Cómo Chen Ning Yang redefinió la física antes de cumplir 35 años

10

Chen Ning Yang, a menudo llamado Frank Yang, vivió todo el arco de la física teórica moderna. Nacido el 1 de octubre de 1922 en Hofei, Anhwei, China, murió la semana pasada, el 18 de octubre de 2025, en Beijing. Su vida abarcó casi un siglo de agitación científica. Comenzó con una licenciatura en 1942 y una maestría en 1944 de estudios universitarios en Kunming. Luego vino el traslado a Estados Unidos.

Se matriculó en la Universidad de Chicago en 1946. Allí estudió con Edward Teller. Obtuvo su doctorado. poco después. Ésta fue la base de una carrera que cambiaría la comprensión de las fuerzas fundamentales.

El Premio Nobel y la violación de la paridad

Yang se convirtió en profesor en la Universidad de Princeton en 1955. También se convirtió en ciudadano estadounidense en 1964. Pero su trabajo más famoso ocurrió antes. Demostró que la paridad se viola cuando las partículas elementales se desintegran. Este descubrimiento sacudió el mundo de la física. Demostró que la naturaleza no siempre se refleja a sí misma. La izquierda no siempre es igual a la derecha en el ámbito cuántico.

Este trabajo, junto con otras contribuciones a la física de partículas, le valió el Premio Nobel de Física en 1957. Compartió este honor con Tsung-Dao Lee. El premio llegó antes de que cumpliera 35 años. Sigue siendo uno de los reconocimientos más rápidos en la historia del premio.

Fuerza débil y mecánica estadística

La investigación de Yang se centró principalmente en las interacciones que involucran la fuerza débil entre partículas elementales. La fuerza débil gobierna la desintegración radiactiva. Da forma a cómo arden las estrellas. Comprenderlo ayudó a aclarar el modelo estándar. También trabajó en mecánica estadística. Esta rama se ocupa de grandes grupos de partículas. Cierra la brecha entre el comportamiento microscópico y la realidad macroscópica.

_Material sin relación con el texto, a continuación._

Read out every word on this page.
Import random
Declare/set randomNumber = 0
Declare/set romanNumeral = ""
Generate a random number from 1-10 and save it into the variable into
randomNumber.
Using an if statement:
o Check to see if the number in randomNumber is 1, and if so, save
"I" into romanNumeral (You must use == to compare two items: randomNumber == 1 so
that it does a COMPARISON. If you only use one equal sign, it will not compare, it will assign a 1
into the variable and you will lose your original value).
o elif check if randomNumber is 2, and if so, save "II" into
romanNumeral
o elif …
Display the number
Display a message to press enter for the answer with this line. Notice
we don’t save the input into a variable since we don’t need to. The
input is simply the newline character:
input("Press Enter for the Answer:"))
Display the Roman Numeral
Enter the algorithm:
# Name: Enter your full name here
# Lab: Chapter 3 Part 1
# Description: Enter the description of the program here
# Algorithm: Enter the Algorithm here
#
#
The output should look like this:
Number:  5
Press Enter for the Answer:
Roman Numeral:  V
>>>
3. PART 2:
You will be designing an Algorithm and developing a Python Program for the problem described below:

Por qué el Yang es importante hoy

El legado de Yang no está sólo en sus premios. Está en las preguntas que obligó a los físicos a plantearse. Cuestionó suposiciones que se habían mantenido durante décadas. Demostró que la simetría no es absoluta. Esto abrió las puertas a nuevas teorías. Influyó en la forma en que los científicos abordan los datos en los aceleradores de partículas.

Su vida conecta dos mundos. Los rigores académicos de China y Estados Unidos. Abstracción teórica y aplicación al mundo real. Murió a los 102 años. Una larga vida para una mente que nunca dejó de moverse.

¿Qué pasa cuando una sola ecuación lo cambia todo? La respuesta está en el trabajo de personas como Yang. Todavía estamos explorando las implicaciones de sus hallazgos. La fuerza débil sigue siendo un enigma. Pero las piezas están más claras ahora. Gracias a él.